[Date Prev][Date Next][Thread Prev][Thread Next][Date Index][Thread Index]
Re: [ezjail] FeatureRequest: Kind of Flavours for the Hostsystem
Peter Zehm wrote:
> This could be useful to do things on the host system. E.g. modifying the
> fstab.jailname, the /usr/local/etc/ezjaul/jailname config file, ...
> Are there already any plans regarding this or a similar feature for the
> next version?
thanks for the feedback on ezjail and all the compliments.

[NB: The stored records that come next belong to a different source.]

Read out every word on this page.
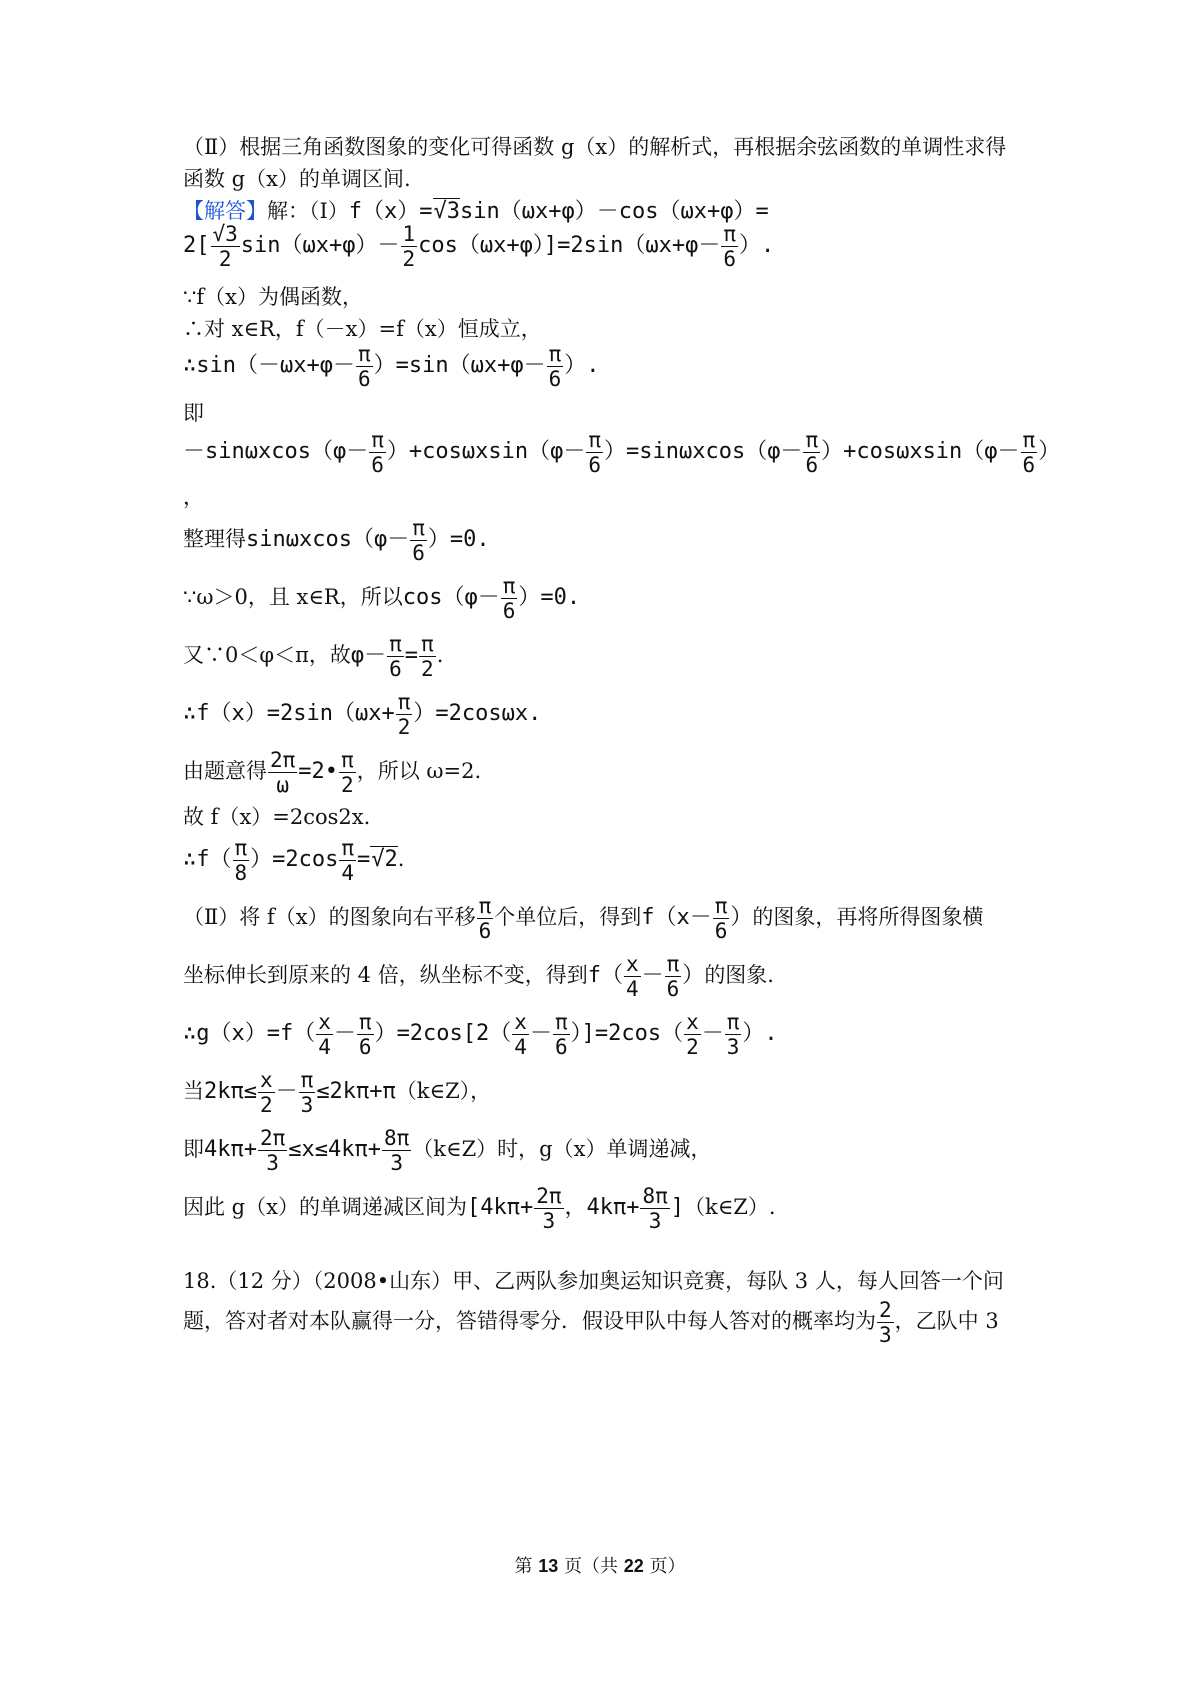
（Ⅱ）根据三角函数图象的变化可得函数 g（x）的解析式，再根据余弦函数的单调性求得
函数 g（x）的单调区间.
【解答】解：（Ⅰ）f（x）=√3sin（ωx+φ）－cos（ωx+φ）=
$2[ \frac{√3}{2} \sin(\omega x+\varphi)- \frac{1}{2} \cos(\omega x+\varphi)]=2\sin(\omega x+\varphi- \frac{\pi}{6}$ ）.
∵f（x）为偶函数，
∴对 x∈R，f（－x）=f（x）恒成立，
∴sin（－ωx+φ－ $\frac{\pi}{6} )=\sin(\omega x+\varphi- \frac{\pi}{6}$ ）.
即
$-\sin\omega xcos(\varphi- \frac{\pi}{6} )+\cos\omega xsin(\varphi- \frac{\pi}{6} )=\sin\omega xcos(\varphi- \frac{\pi}{6} )+\cos\omega xsin(\varphi- \frac{\pi}{6}$ ）
，
整理得$\sin\omega xcos(\varphi- \frac{\pi}{6} )=0$.
∵ω＞0，且 x∈R，所以$\cos(\varphi- \frac{\pi}{6} )=0$.
又∵0＜φ＜π，故$\varphi- \frac{\pi}{6} = \frac{\pi}{2}$ .
∴f（x）=2sin（ωx+ $\frac{\pi}{2} )=2\cos\omega x$.
由题意得 $\frac{2\pi}{\omega}$ =2• $\frac{\pi}{2}$ ，所以 ω=2.
故 f（x）=2cos2x.
∴f（ $\frac{\pi}{8} )=2\cos \frac{\pi}{4} =√2$.
（Ⅱ）将 f（x）的图象向右平移 $\frac{\pi}{6}$ 个单位后，得到$f(x- \frac{\pi}{6}$ ）的图象，再将所得图象横
坐标伸长到原来的 4 倍，纵坐标不变，得到$f( \frac{x}{4} - \frac{\pi}{6}$ ）的图象.
∴g（x）=f（ $\frac{x}{4} - \frac{\pi}{6} )=2\cos[2( \frac{x}{4} - \frac{\pi}{6} )]=2\cos( \frac{x}{2} - \frac{\pi}{3}$ ）.
当$2k\pi\le \frac{x}{2} - \frac{\pi}{3}$ ≤2kπ+π（k∈Z），
即$4k\pi+ \frac{2\pi}{3} \le x\le 4k\pi+ \frac{8\pi}{3}$ （k∈Z）时，g（x）单调递减，
因此 g（x）的单调递减区间为[$4k\pi+ \frac{2\pi}{3}$ ，$4k\pi+ \frac{8\pi}{3}$ ]（k∈Z）.
18.（12 分）（2008•山东）甲、乙两队参加奥运知识竞赛，每队 3 人，每人回答一个问
题，答对者对本队赢得一分，答错得零分．假设甲队中每人答对的概率均为 $\frac{2}{3}$ ，乙队中 3
第 13 页（共 22 页）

While I understand that it would be cool to do some post-install
configure stuff in the host system, I'm not sure I should offer that as
an option for flavours. You know, I've decided that, for security
reasons, there is a line where host system and jails are clearly
separated. This line is ezjail_jaildir and if you happen to get a bad
flavour from the internet, it can only compromise the very jail you
create using that flavour. Also you can not accidentally overwrite
configs in the host system when you just want to configure your jail.
ezjail-admin itself restricts itself to write files in the
$PREFIX/etc/ezjail directory and some /etc/fstab.* entries. So I think
that if you're experienced enough to understand the security
implications of letting flavours modify your host system, you can easily
hack your own hook into ezjail-admin. Sorry for that inconvenience.